Regarding data security, the Draft Provisions require Large Online Platform Service Providers to store personal information collected and generated within China during their operations within data centers located within China. Such data centers must be established in China, with their principal responsible persons holding Chinese nationality and possessing no permanent residency or long-term residence permit abroad, and their security must comply with relevant national standards. These data centers are primarily responsible for assisting Large Online Platform Service Providers in formulating internal personal information management systems and operational procedures; promptly implementing remedial measures upon discovering risks such as security flaws or vulnerabilities; notifying relevant parties of personal information security incidents and immediately activating emergency response plans; and promptly executing requirements issued by authorities such as the CAC and the Ministry of Public Security. The Draft Provisions stipulate that when a Large Online Platform Service Provider engages a third-party data center to store personal information, a contract must be concluded specifying details such as storage location, scale, and categories, and clearly defining the fulfillment of the aforementioned obligations as well as additional duties to accept supervision, provide facilitative measures, and assist in security management. For cases where it is genuinely necessary to provide personal information overseas, the Draft Provisions require Large Online Platform Service Providers to strictly comply with relevant national regulations on data export security management, improve technical and administrative measures related to personal information export security, and promptly prevent and address security risks and threats arising from non-compliant or illegal cross-border transfers of personal information.

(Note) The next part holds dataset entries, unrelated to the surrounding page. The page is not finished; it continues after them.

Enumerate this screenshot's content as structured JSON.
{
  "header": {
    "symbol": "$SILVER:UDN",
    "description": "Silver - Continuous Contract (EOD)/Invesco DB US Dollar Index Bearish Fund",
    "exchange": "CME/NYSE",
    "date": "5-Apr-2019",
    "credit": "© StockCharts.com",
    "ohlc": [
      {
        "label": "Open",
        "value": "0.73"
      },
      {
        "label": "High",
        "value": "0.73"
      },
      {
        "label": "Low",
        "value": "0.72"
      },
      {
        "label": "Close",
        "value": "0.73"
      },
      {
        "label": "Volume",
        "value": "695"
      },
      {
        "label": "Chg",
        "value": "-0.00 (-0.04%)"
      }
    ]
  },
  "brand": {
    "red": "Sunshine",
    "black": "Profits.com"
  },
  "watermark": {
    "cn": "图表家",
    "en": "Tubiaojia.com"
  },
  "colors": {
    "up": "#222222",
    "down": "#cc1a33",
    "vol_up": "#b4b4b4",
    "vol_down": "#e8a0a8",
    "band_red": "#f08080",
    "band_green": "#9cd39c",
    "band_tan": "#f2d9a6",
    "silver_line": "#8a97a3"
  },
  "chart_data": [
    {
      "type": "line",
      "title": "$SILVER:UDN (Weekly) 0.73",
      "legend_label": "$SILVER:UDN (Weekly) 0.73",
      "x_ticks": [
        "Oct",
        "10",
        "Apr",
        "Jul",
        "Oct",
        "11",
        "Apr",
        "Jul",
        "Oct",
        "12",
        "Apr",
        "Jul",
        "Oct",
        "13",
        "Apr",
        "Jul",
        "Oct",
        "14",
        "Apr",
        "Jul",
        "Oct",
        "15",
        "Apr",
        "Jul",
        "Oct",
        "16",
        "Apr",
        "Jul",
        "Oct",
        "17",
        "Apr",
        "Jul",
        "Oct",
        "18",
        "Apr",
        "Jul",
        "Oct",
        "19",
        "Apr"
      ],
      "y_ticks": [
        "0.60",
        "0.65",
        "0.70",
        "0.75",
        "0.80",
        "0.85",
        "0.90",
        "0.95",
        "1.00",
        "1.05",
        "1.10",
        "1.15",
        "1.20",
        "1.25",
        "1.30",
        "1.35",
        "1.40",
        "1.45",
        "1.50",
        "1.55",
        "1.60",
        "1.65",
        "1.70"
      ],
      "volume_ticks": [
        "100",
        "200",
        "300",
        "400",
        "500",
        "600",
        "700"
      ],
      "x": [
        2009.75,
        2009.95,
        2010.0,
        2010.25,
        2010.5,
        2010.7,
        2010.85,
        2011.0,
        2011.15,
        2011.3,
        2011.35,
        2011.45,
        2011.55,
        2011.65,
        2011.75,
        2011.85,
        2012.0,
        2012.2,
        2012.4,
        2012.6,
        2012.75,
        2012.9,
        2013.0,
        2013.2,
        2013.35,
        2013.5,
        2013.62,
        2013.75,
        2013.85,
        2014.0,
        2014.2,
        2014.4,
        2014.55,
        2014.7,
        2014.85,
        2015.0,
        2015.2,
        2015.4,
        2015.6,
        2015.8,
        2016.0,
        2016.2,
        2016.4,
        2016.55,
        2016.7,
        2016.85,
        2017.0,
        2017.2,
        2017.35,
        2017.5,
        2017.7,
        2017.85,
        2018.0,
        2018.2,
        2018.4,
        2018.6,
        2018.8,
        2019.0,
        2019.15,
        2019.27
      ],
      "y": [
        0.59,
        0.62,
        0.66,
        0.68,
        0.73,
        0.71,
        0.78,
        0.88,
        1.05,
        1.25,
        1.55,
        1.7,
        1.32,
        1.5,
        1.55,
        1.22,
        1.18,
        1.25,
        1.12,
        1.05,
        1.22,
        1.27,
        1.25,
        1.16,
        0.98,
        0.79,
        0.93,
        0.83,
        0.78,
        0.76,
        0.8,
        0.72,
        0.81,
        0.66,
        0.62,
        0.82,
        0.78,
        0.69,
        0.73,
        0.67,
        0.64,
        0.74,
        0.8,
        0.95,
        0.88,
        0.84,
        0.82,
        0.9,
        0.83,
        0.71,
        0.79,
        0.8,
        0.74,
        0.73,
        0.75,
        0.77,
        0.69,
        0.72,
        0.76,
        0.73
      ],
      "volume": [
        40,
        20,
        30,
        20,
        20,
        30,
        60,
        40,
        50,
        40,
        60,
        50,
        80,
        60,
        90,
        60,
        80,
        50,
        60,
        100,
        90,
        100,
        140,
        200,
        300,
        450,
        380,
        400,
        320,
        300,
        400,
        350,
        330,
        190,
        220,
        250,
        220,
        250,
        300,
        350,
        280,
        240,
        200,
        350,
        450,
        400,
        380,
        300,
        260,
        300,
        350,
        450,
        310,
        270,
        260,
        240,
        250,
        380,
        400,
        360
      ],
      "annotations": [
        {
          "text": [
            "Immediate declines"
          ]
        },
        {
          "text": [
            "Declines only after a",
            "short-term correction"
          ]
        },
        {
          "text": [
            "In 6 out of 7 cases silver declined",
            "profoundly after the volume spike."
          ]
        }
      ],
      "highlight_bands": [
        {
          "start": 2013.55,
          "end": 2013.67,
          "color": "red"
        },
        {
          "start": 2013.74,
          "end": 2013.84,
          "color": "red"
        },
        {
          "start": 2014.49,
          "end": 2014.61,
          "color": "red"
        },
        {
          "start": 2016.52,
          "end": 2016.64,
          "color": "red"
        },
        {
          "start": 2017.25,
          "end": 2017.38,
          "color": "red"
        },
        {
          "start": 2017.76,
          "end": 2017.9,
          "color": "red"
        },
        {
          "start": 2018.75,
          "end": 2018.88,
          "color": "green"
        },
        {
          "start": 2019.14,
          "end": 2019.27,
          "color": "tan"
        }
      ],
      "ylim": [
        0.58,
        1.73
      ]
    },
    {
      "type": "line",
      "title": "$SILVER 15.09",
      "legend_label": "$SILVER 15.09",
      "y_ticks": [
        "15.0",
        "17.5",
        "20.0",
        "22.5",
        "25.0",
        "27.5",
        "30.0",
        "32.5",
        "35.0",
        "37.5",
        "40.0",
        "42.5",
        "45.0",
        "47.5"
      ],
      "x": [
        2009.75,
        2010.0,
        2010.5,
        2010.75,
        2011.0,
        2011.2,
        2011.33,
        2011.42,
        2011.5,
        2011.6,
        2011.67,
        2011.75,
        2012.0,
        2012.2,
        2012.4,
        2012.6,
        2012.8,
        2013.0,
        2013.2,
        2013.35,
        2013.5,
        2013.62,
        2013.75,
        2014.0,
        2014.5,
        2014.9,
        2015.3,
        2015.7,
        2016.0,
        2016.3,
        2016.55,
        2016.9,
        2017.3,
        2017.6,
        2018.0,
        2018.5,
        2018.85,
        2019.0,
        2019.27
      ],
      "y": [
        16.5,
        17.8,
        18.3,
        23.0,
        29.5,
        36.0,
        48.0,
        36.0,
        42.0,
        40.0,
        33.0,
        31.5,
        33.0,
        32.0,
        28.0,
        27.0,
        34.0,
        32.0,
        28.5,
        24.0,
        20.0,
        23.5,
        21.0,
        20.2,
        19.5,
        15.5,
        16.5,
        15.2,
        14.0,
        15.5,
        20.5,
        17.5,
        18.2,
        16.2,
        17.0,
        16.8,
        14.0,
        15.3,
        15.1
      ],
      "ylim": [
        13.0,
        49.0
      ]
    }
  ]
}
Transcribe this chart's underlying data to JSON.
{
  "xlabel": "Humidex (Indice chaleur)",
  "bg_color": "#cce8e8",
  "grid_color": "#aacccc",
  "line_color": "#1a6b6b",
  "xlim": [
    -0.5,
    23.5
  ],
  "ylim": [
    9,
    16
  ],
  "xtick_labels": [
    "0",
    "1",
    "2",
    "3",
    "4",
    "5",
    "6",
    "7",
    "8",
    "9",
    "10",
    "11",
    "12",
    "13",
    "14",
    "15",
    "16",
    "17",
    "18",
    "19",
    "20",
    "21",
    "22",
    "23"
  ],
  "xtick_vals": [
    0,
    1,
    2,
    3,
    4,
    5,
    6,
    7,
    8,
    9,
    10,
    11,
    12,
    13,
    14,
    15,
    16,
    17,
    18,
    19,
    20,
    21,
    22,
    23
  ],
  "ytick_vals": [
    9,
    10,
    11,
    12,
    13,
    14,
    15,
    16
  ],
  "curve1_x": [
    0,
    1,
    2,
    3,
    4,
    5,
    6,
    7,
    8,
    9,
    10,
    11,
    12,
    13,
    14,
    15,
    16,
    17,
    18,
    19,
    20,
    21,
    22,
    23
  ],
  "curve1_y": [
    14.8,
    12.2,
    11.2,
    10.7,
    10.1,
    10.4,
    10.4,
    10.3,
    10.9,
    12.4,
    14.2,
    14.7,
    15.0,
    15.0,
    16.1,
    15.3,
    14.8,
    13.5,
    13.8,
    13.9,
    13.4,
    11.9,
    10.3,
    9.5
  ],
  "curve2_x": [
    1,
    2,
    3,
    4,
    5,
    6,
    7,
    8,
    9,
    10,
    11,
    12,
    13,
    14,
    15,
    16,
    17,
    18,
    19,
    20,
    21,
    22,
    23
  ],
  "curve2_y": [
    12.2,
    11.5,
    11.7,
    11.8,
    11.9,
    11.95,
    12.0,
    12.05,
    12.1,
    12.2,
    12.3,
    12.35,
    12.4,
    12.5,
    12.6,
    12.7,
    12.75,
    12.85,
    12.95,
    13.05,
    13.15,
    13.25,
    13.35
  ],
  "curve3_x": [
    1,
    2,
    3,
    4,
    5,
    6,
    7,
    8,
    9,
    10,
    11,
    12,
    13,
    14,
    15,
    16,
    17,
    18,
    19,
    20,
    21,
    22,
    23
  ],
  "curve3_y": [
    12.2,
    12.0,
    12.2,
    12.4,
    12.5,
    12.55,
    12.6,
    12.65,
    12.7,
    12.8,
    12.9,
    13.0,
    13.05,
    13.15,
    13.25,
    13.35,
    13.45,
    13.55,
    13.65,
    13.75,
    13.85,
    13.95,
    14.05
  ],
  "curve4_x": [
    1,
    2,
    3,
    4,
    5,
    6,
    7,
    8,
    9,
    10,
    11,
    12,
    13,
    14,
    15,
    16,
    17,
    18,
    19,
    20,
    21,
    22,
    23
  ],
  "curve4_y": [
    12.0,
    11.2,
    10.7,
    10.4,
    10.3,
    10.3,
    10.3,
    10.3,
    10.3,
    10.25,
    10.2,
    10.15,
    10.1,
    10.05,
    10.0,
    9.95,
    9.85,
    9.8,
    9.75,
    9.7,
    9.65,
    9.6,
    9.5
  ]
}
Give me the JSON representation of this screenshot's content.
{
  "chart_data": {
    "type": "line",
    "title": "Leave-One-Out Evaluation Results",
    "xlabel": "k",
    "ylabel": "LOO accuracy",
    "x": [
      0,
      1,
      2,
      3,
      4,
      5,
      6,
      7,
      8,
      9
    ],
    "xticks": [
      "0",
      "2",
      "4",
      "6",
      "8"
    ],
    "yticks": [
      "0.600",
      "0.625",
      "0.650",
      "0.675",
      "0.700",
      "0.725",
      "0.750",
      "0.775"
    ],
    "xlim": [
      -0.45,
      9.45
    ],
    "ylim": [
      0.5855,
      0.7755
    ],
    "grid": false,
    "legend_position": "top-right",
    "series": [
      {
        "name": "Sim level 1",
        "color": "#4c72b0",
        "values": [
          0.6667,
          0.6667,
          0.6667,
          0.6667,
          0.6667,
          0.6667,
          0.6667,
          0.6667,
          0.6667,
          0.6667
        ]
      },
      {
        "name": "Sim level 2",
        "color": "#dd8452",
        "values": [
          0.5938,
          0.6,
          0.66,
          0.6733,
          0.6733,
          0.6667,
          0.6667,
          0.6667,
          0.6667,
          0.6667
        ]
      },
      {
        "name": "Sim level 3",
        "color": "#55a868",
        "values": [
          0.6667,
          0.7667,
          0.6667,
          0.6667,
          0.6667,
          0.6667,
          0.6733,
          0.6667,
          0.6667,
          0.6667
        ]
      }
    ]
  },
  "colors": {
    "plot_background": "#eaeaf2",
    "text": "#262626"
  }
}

The Draft Provisions clarify that Large Online Platform Service Providers bear primary responsibility for the security of the personal information they process. These providers are required to report basic information concerning their Personal Information Protection Officer, Personal Information Protection Department, and data centers to the CAC. In addition to the CAC, the Ministry of Public Security is also a competent supervisory authority for Large Online Platform Service Providers. On 29 November 2025, the Ministry of Public Security published the Measures for the Supervision and Inspection of Cyberspace Security by Public Security Organs (Draft for Comment), which grants public security authorities oversight and inspection powers in the areas of cybersecurity, data security, and information security. According to the Draft Provisions, Large Online Platform Service Providers constitute one of the entities subject to supervision by public security authorities.